Lakeland Industries, Inc. announced on March 28, 2024, the company entered into Amendment No. 4 to Loan Agreement by and between Bank of America, N.A. (the Lender) and the Company (the Fourth Amendment). Capitalized terms used but not defined herein shall have the meanings ascribed to them in the Fourth Amendment.

Pursuant to the Fourth Amendment, the Lender and the Company agreed to, among other things, extend the expiration date of the credit facility to March 28, 2029, increase the availability under the revolving credit facility to $40.0 million with an accordion feature providing for the potential funding of an additional $10.0 million, remove the borrowing base component of the credit facility; and modify the interest rate based on Daily SOFR plus the Applicable Rate. The Applicable Rate is based upon a Funded Debt to EBITDA Ratio and includes four different levels constituting a SOFR margin range from 1.25% to 2.00%. In addition, the Fourth Amendment modified the Funded Debt to EBITDA Ratio covenant so as not to exceed 3.5x (with step-downs to 3.25 and 3.0 in 2025 and 2026), modified the Basic Fixed Charge Coverage Ratio covenant to a minimum of 1.20x, includes a springing Asset Coverage Ratio covenant of at least 1.10x, but only to the extent that the maximum Total Leverage Ratio exceeds 3.00x at any reporting period, increases the sublimit for letters of credit to $10.0 million, and imposes a floor to Daily SOFR of 1.00%.

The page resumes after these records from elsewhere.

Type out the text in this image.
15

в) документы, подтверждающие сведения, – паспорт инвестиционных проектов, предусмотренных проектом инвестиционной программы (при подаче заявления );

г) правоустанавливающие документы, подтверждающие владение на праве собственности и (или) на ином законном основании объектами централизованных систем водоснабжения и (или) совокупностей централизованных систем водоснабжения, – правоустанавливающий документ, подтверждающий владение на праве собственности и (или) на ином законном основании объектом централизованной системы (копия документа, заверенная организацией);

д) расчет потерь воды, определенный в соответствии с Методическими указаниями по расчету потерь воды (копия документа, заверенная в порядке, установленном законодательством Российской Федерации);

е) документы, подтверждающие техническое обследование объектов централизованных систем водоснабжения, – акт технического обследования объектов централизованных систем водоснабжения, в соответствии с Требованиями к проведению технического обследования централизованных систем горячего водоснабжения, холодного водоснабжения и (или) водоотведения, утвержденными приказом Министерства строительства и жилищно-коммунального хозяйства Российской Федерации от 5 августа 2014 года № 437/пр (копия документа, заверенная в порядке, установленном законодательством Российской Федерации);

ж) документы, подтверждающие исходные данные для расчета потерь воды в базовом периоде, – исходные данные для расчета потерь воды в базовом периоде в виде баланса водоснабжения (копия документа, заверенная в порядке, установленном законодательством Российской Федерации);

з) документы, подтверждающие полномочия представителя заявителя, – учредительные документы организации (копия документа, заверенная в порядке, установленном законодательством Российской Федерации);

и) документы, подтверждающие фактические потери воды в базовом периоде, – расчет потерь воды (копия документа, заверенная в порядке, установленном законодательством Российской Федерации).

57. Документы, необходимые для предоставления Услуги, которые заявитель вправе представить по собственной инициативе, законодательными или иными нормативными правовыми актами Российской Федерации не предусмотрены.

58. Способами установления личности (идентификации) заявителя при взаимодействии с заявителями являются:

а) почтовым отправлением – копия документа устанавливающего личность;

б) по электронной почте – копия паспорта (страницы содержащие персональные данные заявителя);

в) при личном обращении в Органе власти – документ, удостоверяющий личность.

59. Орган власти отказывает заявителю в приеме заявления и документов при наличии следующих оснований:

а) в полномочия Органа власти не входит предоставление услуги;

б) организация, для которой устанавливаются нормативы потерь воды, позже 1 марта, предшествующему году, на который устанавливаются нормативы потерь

The Fourth Amendment provides for additional indebtedness or the assumption of existing indebtedness for acquisitions of foreign subsidiaries (not to exceed $10.0 million in USD) and increased the size of Permitted Acquisitions, without prior approval from the Lender, to $17.5 million per occurrence and $35.0 million in the aggregate. The Fourth Amendment also provided for the reaffirmation of representations, warranties and covenants under the Loan Agreement as are customary in connection with similar amendments of credit documents.